Tuesday, 27 November 2012
Tuesday's Top Tip - Cleaning a Rusty Bobbin
This was the only spare bobbin I had the other day when I needed to fill up with thread. Old machines often come with bobbins that have been holding thread for years. The thread absorbs moisture and the rust is revealed when the thread comes off.
It was time to get busy with the metal polish, which is best applied with strong cotton string or crochet cotton. Loop one end of the string around the back of your chair or anything else that happens to be handy, twist the string into a single strand and put on a splodge of metal polish.
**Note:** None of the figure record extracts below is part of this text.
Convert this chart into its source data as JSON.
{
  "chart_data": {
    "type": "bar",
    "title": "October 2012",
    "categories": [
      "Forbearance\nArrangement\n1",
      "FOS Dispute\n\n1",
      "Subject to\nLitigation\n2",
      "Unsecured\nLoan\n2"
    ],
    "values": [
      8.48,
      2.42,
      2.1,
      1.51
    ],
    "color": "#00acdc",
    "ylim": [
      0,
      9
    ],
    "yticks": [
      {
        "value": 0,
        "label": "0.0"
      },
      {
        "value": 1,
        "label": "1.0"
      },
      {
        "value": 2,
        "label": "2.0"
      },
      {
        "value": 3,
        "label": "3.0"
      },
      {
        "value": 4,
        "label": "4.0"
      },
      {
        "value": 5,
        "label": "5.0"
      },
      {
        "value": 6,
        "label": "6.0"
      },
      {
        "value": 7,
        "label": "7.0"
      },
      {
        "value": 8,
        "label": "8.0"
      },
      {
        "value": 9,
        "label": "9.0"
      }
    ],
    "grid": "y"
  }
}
Next, twist the cotton once round the bobbin. If you are cleaning a long bobbin, use the same method, but it is harder to keep a good grip on it. It will go flying across the room at least once.
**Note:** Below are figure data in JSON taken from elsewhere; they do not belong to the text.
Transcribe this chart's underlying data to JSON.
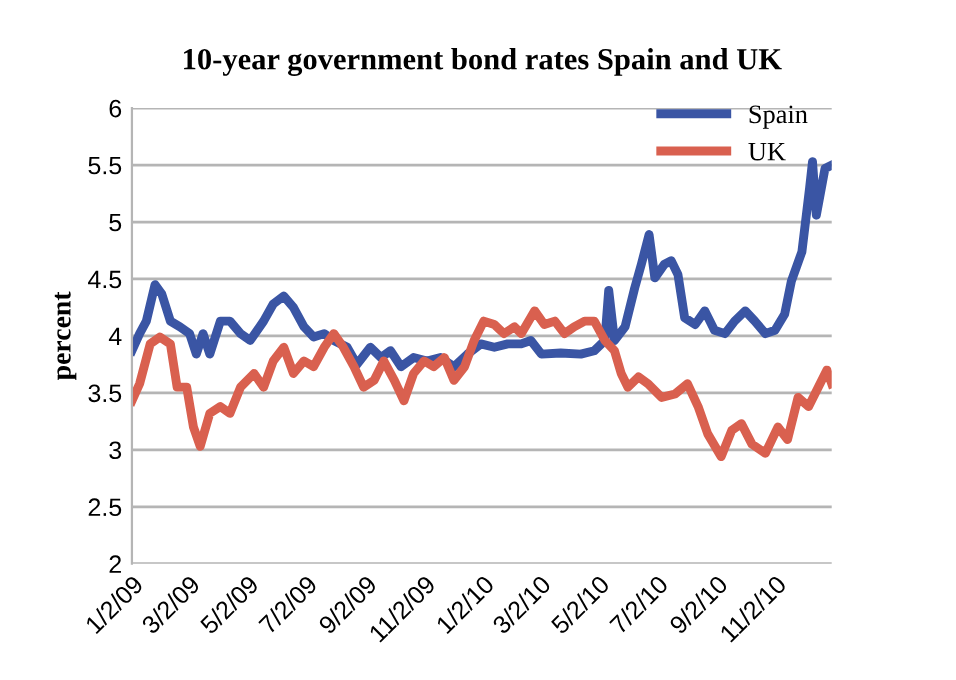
{
  "chart_data": {
    "type": "line",
    "title": "10-year government bond rates Spain and UK",
    "ylabel": "percent",
    "ylim": [
      2,
      6
    ],
    "yticks": [
      2,
      2.5,
      3,
      3.5,
      4,
      4.5,
      5,
      5.5,
      6
    ],
    "xlim": [
      "2009-01-02",
      "2010-12-31"
    ],
    "xticks": [
      {
        "value": "2009-01-02",
        "label": "1/2/09"
      },
      {
        "value": "2009-03-02",
        "label": "3/2/09"
      },
      {
        "value": "2009-05-02",
        "label": "5/2/09"
      },
      {
        "value": "2009-07-02",
        "label": "7/2/09"
      },
      {
        "value": "2009-09-02",
        "label": "9/2/09"
      },
      {
        "value": "2009-11-02",
        "label": "11/2/09"
      },
      {
        "value": "2010-01-02",
        "label": "1/2/10"
      },
      {
        "value": "2010-03-02",
        "label": "3/2/10"
      },
      {
        "value": "2010-05-02",
        "label": "5/2/10"
      },
      {
        "value": "2010-07-02",
        "label": "7/2/10"
      },
      {
        "value": "2010-09-02",
        "label": "9/2/10"
      },
      {
        "value": "2010-11-02",
        "label": "11/2/10"
      }
    ],
    "grid": "y",
    "legend": "top right",
    "marker": "none",
    "line_style": "solid",
    "series": [
      {
        "name": "Spain",
        "color": "#3a55a4",
        "x": [
          "2009-01-02",
          "2009-01-10",
          "2009-01-17",
          "2009-01-26",
          "2009-02-02",
          "2009-02-11",
          "2009-02-21",
          "2009-03-03",
          "2009-03-10",
          "2009-03-17",
          "2009-03-24",
          "2009-04-04",
          "2009-04-14",
          "2009-04-25",
          "2009-05-05",
          "2009-05-19",
          "2009-05-29",
          "2009-06-09",
          "2009-06-19",
          "2009-06-30",
          "2009-07-10",
          "2009-07-21",
          "2009-07-31",
          "2009-08-14",
          "2009-08-24",
          "2009-09-07",
          "2009-09-18",
          "2009-09-28",
          "2009-10-09",
          "2009-10-22",
          "2009-11-05",
          "2009-11-19",
          "2009-12-03",
          "2009-12-17",
          "2009-12-31",
          "2010-01-14",
          "2010-01-28",
          "2010-02-11",
          "2010-02-21",
          "2010-03-04",
          "2010-03-24",
          "2010-04-14",
          "2010-04-28",
          "2010-05-09",
          "2010-05-13",
          "2010-05-19",
          "2010-05-30",
          "2010-06-09",
          "2010-06-16",
          "2010-06-24",
          "2010-06-30",
          "2010-07-10",
          "2010-07-17",
          "2010-07-24",
          "2010-07-31",
          "2010-08-11",
          "2010-08-21",
          "2010-08-31",
          "2010-09-11",
          "2010-09-21",
          "2010-10-02",
          "2010-10-12",
          "2010-10-23",
          "2010-11-02",
          "2010-11-12",
          "2010-11-19",
          "2010-11-30",
          "2010-12-08",
          "2010-12-11",
          "2010-12-15",
          "2010-12-24",
          "2010-12-31"
        ],
        "values": [
          3.87,
          4.02,
          4.13,
          4.45,
          4.37,
          4.13,
          4.08,
          4.02,
          3.84,
          4.02,
          3.84,
          4.13,
          4.13,
          4.02,
          3.96,
          4.13,
          4.28,
          4.35,
          4.25,
          4.08,
          3.99,
          4.02,
          3.96,
          3.9,
          3.75,
          3.9,
          3.81,
          3.87,
          3.73,
          3.81,
          3.78,
          3.81,
          3.73,
          3.84,
          3.93,
          3.9,
          3.93,
          3.93,
          3.96,
          3.84,
          3.85,
          3.84,
          3.87,
          3.96,
          4.4,
          3.96,
          4.08,
          4.42,
          4.63,
          4.89,
          4.51,
          4.63,
          4.66,
          4.54,
          4.16,
          4.1,
          4.22,
          4.05,
          4.02,
          4.13,
          4.22,
          4.13,
          4.02,
          4.05,
          4.19,
          4.48,
          4.74,
          5.3,
          5.53,
          5.06,
          5.47,
          5.5
        ]
      },
      {
        "name": "UK",
        "color": "#d9604f",
        "x": [
          "2009-01-02",
          "2009-01-10",
          "2009-01-21",
          "2009-01-31",
          "2009-02-11",
          "2009-02-18",
          "2009-02-28",
          "2009-03-07",
          "2009-03-14",
          "2009-03-24",
          "2009-04-04",
          "2009-04-14",
          "2009-04-25",
          "2009-05-09",
          "2009-05-19",
          "2009-05-29",
          "2009-06-09",
          "2009-06-19",
          "2009-06-30",
          "2009-07-10",
          "2009-07-21",
          "2009-07-31",
          "2009-08-10",
          "2009-08-21",
          "2009-08-31",
          "2009-09-11",
          "2009-09-21",
          "2009-10-02",
          "2009-10-12",
          "2009-10-22",
          "2009-11-02",
          "2009-11-12",
          "2009-11-23",
          "2009-12-03",
          "2009-12-14",
          "2009-12-24",
          "2010-01-03",
          "2010-01-14",
          "2010-01-24",
          "2010-02-04",
          "2010-02-11",
          "2010-02-25",
          "2010-03-07",
          "2010-03-18",
          "2010-03-28",
          "2010-04-07",
          "2010-04-18",
          "2010-04-28",
          "2010-05-09",
          "2010-05-19",
          "2010-05-26",
          "2010-06-02",
          "2010-06-13",
          "2010-06-23",
          "2010-07-07",
          "2010-07-21",
          "2010-08-03",
          "2010-08-14",
          "2010-08-24",
          "2010-09-07",
          "2010-09-18",
          "2010-09-28",
          "2010-10-09",
          "2010-10-23",
          "2010-11-05",
          "2010-11-15",
          "2010-11-26",
          "2010-12-07",
          "2010-12-17",
          "2010-12-26",
          "2010-12-31"
        ],
        "values": [
          3.43,
          3.58,
          3.93,
          3.99,
          3.93,
          3.55,
          3.55,
          3.2,
          3.03,
          3.32,
          3.38,
          3.32,
          3.55,
          3.67,
          3.55,
          3.78,
          3.9,
          3.67,
          3.78,
          3.73,
          3.9,
          4.02,
          3.9,
          3.73,
          3.55,
          3.61,
          3.78,
          3.61,
          3.43,
          3.67,
          3.78,
          3.73,
          3.81,
          3.61,
          3.73,
          3.96,
          4.13,
          4.1,
          4.02,
          4.08,
          4.02,
          4.22,
          4.1,
          4.13,
          4.02,
          4.08,
          4.13,
          4.13,
          3.96,
          3.87,
          3.67,
          3.55,
          3.64,
          3.58,
          3.46,
          3.49,
          3.58,
          3.38,
          3.14,
          2.94,
          3.17,
          3.23,
          3.05,
          2.97,
          3.2,
          3.09,
          3.46,
          3.38,
          3.55,
          3.7,
          3.58
        ]
      }
    ]
  }
}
Then hold the string taut, hold on tight to the bobbin and run it up and down so that the metal polish is rubbed on with the string. It's a vigorous job. All the rust will rub off, the string will turn black and fray and you will end up with a very hot thumb and forefinger from the heat generated by the friction.
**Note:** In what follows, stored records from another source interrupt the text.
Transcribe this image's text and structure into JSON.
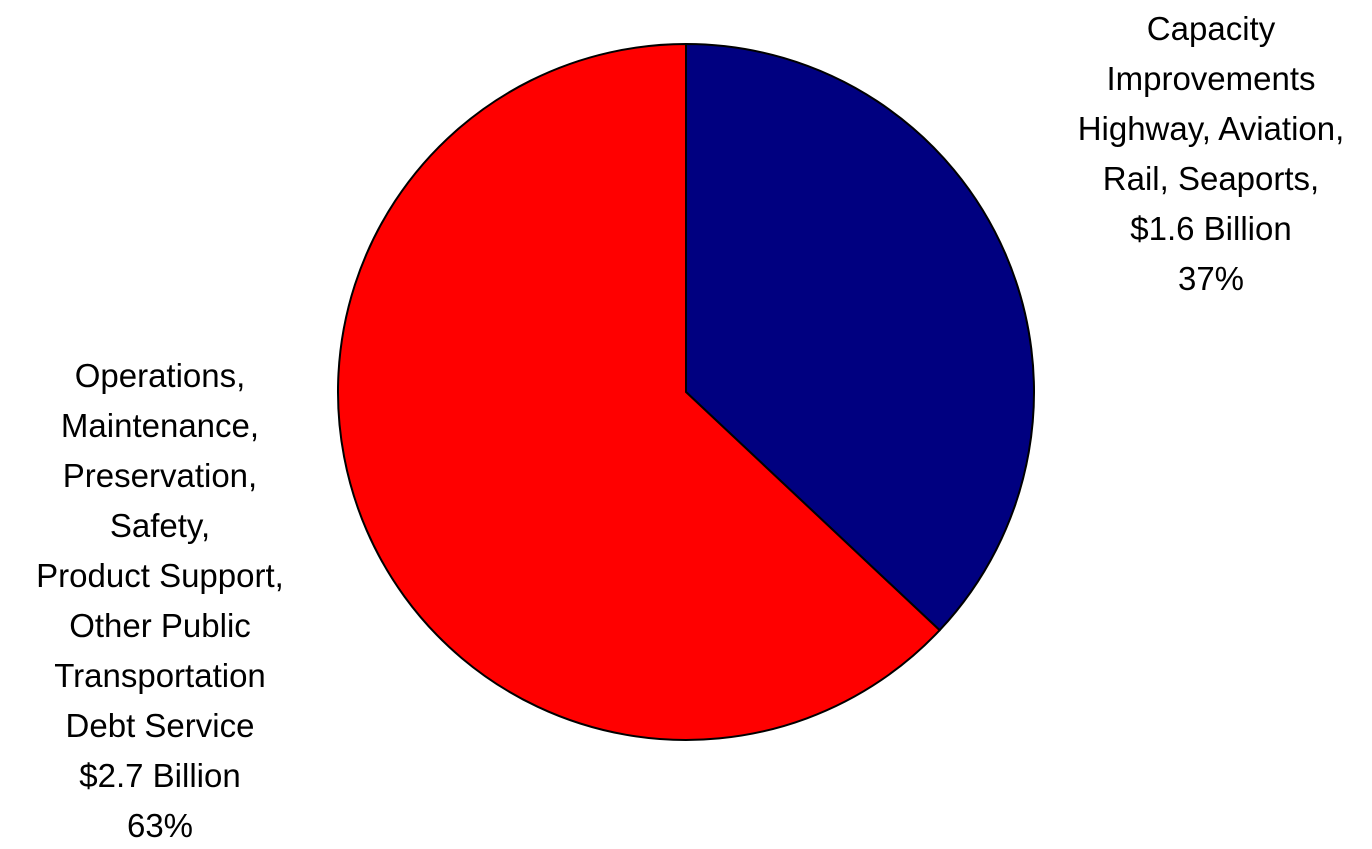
{
  "chart_data": {
    "type": "pie",
    "title": "",
    "start_angle_deg": 0,
    "direction": "clockwise",
    "slices": [
      {
        "category": "Capacity Improvements Highway, Aviation, Rail, Seaports",
        "value_billion": 1.6,
        "percent": 37,
        "color": "#000080",
        "label_lines": [
          "Capacity",
          "Improvements",
          "Highway, Aviation,",
          "Rail, Seaports,",
          "$1.6 Billion",
          "37%"
        ]
      },
      {
        "category": "Operations, Maintenance, Preservation, Safety, Product Support, Other Public Transportation Debt Service",
        "value_billion": 2.7,
        "percent": 63,
        "color": "#ff0000",
        "label_lines": [
          "Operations,",
          "Maintenance,",
          "Preservation,",
          "Safety,",
          "Product Support,",
          "Other Public",
          "Transportation",
          "Debt Service",
          "$2.7 Billion",
          "63%"
        ]
      }
    ]
  }
}
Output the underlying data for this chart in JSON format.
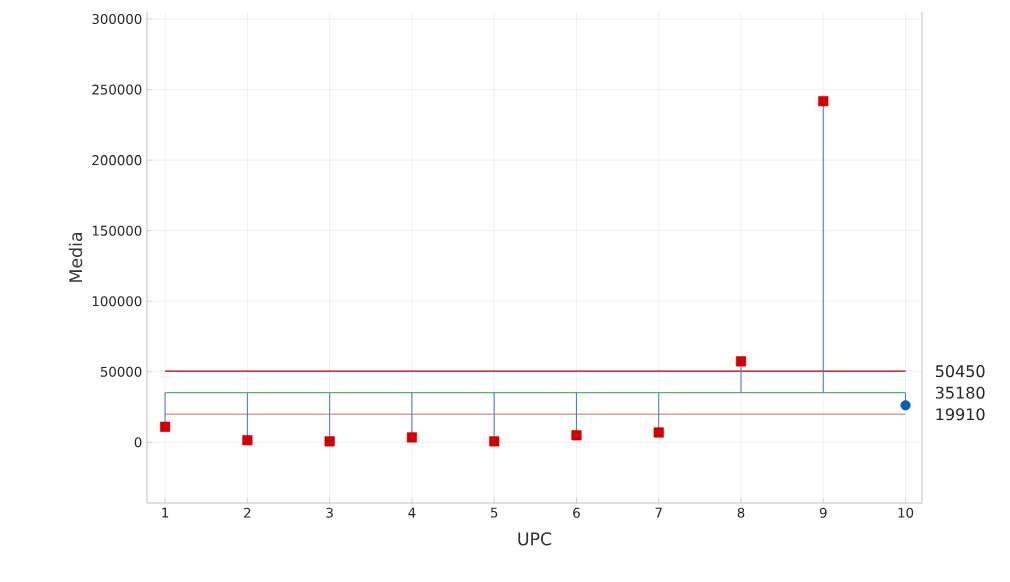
{
  "chart_data": {
    "type": "scatter",
    "xlabel": "UPC",
    "ylabel": "Media",
    "xlim": [
      0.78,
      10.2
    ],
    "xticks": [
      1,
      2,
      3,
      4,
      5,
      6,
      7,
      8,
      9,
      10
    ],
    "ylim": [
      -43000,
      305000
    ],
    "yticks": [
      0,
      50000,
      100000,
      150000,
      200000,
      250000,
      300000
    ],
    "grid": true,
    "line_style": "solid",
    "series": [
      {
        "color": "#d40000",
        "marker": "square",
        "x": [
          1,
          2,
          3,
          4,
          5,
          6,
          7,
          8,
          9
        ],
        "values": [
          11000,
          1500,
          700,
          3500,
          700,
          5000,
          7000,
          57400,
          241800
        ],
        "errors": [
          [
            11000,
            35180
          ],
          [
            1500,
            35180
          ],
          [
            700,
            35180
          ],
          [
            3500,
            35180
          ],
          [
            700,
            35180
          ],
          [
            5000,
            35180
          ],
          [
            7000,
            35180
          ],
          [
            35180,
            57400
          ],
          [
            35180,
            241800
          ]
        ]
      },
      {
        "color": "#0a5cb0",
        "marker": "circle",
        "x": [
          10
        ],
        "values": [
          26200
        ],
        "errors": [
          [
            26200,
            35180
          ]
        ]
      }
    ],
    "ref_lines": [
      {
        "axis": "y",
        "value": 50450,
        "label": "50450",
        "color": "#b00000"
      },
      {
        "axis": "y",
        "value": 35180,
        "label": "35180",
        "color": "#5cb070"
      },
      {
        "axis": "y",
        "value": 19910,
        "label": "19910",
        "color": "#d8a0a0"
      }
    ]
  }
}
Here is the same bobbin, still discoloured and blemished, but free of rust and with a distinct shine to it. I found that the manufacturer's badge was lurking under the rust, with the clearly discernible word "Japan" .
I used Peek Metal Polish which I buy from the hardware shop down the road and which can be bought online direct from the manufacturers through their website. It is the only metal polish I use on sewing machines, and my brother in law has been converted to it after I gave him a tube of it so he could clean up a copper kettle.